Summary of Abstract Submission

Abstract Submission No. IO50-05-0051PresentationPoster


D Rajan*1

1 NCMRWF, Ministry of Earth Sciences, Noida, UP, India


The Indian summer monsoon is an important part of the boreal summer monsoon covering south and south East Asia. In this study we examine both the intensity and frequency of rainfall estimated from the space-based observation and the precipitation predicted by the global models those are operational at the National Centre for Medium Range Weather Forecasting (NCMRWF).
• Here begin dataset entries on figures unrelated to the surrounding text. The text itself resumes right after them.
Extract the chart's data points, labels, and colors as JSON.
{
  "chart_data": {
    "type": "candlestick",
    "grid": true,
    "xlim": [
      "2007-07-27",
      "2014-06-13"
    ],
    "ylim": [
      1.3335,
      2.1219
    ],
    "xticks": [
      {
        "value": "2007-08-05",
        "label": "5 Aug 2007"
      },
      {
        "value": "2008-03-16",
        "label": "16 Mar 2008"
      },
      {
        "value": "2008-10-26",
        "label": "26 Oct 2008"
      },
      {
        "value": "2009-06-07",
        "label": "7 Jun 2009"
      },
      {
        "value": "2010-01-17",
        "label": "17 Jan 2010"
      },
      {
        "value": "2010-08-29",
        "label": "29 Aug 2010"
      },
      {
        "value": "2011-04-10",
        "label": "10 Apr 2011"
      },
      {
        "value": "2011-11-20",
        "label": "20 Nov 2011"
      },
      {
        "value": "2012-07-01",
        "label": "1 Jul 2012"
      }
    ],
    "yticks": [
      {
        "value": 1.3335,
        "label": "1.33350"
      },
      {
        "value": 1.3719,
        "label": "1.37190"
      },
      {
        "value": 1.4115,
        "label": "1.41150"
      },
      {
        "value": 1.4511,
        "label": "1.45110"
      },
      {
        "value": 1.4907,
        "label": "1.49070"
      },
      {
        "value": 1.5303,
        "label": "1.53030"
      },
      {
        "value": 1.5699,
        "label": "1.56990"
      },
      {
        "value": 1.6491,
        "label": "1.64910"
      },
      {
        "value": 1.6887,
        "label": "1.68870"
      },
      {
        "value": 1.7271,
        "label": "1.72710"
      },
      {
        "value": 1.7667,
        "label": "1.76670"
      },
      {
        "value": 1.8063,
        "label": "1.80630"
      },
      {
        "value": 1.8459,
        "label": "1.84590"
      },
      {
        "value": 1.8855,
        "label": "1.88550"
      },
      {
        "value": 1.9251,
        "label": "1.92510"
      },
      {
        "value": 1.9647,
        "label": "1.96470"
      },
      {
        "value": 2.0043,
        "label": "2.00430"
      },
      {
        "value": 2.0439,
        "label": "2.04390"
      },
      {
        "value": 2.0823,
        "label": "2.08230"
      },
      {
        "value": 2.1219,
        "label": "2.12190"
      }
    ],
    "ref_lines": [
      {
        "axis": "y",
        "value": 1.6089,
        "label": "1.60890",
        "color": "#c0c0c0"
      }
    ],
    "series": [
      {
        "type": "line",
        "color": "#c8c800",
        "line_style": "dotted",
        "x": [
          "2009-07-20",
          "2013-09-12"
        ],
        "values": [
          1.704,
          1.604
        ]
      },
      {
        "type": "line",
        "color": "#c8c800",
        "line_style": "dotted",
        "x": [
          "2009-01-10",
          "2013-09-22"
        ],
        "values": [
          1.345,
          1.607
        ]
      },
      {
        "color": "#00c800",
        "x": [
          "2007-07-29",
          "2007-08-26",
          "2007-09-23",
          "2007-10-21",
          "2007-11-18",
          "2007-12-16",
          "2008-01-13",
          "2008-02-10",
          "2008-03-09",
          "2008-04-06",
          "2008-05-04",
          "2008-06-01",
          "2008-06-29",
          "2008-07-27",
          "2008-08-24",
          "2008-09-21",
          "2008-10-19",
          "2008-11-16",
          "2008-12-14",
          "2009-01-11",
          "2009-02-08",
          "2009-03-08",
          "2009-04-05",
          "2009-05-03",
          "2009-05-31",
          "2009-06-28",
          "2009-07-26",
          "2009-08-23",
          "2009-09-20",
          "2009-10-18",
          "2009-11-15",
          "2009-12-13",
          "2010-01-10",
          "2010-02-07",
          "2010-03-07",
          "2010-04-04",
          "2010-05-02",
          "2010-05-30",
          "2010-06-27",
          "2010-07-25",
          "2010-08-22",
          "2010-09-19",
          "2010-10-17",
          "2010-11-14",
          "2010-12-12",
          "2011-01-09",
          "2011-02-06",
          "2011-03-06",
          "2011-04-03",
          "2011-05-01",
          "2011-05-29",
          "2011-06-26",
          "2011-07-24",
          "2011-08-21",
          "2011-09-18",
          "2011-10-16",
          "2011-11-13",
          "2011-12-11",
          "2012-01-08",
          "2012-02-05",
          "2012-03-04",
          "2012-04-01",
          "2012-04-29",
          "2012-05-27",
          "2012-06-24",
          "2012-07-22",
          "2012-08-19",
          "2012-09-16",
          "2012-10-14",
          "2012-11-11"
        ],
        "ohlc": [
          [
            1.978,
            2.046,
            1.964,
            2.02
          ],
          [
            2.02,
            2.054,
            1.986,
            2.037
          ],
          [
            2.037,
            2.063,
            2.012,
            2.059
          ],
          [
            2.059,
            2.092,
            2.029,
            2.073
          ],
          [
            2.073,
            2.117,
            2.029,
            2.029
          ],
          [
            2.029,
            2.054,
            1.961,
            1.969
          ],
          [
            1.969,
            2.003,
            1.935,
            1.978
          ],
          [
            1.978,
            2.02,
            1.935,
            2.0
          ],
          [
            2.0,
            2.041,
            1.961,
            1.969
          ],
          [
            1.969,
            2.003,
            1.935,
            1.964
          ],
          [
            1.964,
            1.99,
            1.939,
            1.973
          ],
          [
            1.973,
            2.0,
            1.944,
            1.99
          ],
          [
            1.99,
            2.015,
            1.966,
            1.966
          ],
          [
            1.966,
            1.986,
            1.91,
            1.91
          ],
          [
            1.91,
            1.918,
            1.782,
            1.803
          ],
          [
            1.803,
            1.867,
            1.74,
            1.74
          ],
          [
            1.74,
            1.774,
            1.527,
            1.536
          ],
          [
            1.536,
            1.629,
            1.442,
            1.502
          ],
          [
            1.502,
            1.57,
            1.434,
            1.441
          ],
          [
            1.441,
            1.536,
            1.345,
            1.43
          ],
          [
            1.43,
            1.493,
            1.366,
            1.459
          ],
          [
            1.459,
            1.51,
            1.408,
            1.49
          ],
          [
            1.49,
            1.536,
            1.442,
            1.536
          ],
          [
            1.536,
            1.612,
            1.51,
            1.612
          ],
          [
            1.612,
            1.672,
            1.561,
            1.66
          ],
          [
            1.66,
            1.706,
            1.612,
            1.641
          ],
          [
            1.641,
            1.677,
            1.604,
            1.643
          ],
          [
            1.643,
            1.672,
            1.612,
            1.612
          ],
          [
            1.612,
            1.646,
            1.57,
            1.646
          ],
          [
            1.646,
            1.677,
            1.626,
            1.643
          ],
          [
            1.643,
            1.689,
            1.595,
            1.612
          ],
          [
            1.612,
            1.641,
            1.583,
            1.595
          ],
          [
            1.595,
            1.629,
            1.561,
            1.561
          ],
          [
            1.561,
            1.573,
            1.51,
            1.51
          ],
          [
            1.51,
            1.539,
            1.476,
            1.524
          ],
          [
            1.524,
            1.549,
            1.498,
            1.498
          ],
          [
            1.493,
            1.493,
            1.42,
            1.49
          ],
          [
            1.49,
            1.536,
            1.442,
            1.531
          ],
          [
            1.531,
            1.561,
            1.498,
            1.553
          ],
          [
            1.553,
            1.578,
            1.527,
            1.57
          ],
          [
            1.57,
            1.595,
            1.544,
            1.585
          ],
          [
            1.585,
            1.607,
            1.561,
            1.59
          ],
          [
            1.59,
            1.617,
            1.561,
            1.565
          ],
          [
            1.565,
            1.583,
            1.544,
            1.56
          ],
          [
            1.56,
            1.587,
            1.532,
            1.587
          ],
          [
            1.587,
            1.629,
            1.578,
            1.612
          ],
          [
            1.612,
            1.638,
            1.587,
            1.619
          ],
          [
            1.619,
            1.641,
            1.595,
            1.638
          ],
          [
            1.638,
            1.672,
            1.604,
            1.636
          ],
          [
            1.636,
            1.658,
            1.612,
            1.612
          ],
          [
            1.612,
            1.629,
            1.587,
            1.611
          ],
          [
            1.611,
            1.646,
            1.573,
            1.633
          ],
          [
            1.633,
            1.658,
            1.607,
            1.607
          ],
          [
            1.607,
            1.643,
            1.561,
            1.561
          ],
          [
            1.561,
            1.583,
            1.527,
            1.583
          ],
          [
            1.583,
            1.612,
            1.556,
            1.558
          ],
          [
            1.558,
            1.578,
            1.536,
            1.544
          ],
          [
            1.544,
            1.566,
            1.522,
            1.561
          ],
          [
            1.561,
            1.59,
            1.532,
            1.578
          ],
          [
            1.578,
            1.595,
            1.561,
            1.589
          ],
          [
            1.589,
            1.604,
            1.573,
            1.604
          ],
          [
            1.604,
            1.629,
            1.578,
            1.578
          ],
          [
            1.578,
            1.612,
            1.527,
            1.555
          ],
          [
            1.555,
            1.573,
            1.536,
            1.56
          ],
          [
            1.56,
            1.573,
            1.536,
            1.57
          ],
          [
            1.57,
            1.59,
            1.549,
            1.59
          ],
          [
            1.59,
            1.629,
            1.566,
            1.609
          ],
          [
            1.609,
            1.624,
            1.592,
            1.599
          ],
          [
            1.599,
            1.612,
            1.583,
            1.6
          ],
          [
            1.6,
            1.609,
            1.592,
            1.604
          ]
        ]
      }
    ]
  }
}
Over the Indian Oceanic region the Tropical Rainfall Measuring Mission (TRMM) satellites with the precipitation radar and the microwave imager; estimation of rainfall are available over a shorter time resolution. During the monsoon 2014 over most of the North Indian Ocean the hour of maximum precipitation is between 03 and 09 UTC and is almost equally distributed around the local noon. Over the Arabian Sea, there is a spatially coherent pattern in the mode of the peak at 09 UTC, whereas over the Bay of Bengal it is 06, 09 and 12 UTC. The hour of maximum precipitation computed from the model forecasts amounts indicates the early release of convective instability and precipitation in the models compared to that observed in the atmosphere. In the equatorial Indian Ocean, while most of the western parts show a late night/early morning peaks. During the monsoon, westerly winds prevail along the west coast of India and their interaction with the land breeze leads to maximum precipitation at late night/early morning hours. Occasionally, convective cells forming over sea drift inland under suitable synoptic wind conditions leading to a maximum in precipitation in the early morning. Also, over the sea areas away from the coast, the hour of maximum precipitation occurs at the time of maximum relative humidity close to noon time. The above results will also be examined for the monsoon 2015.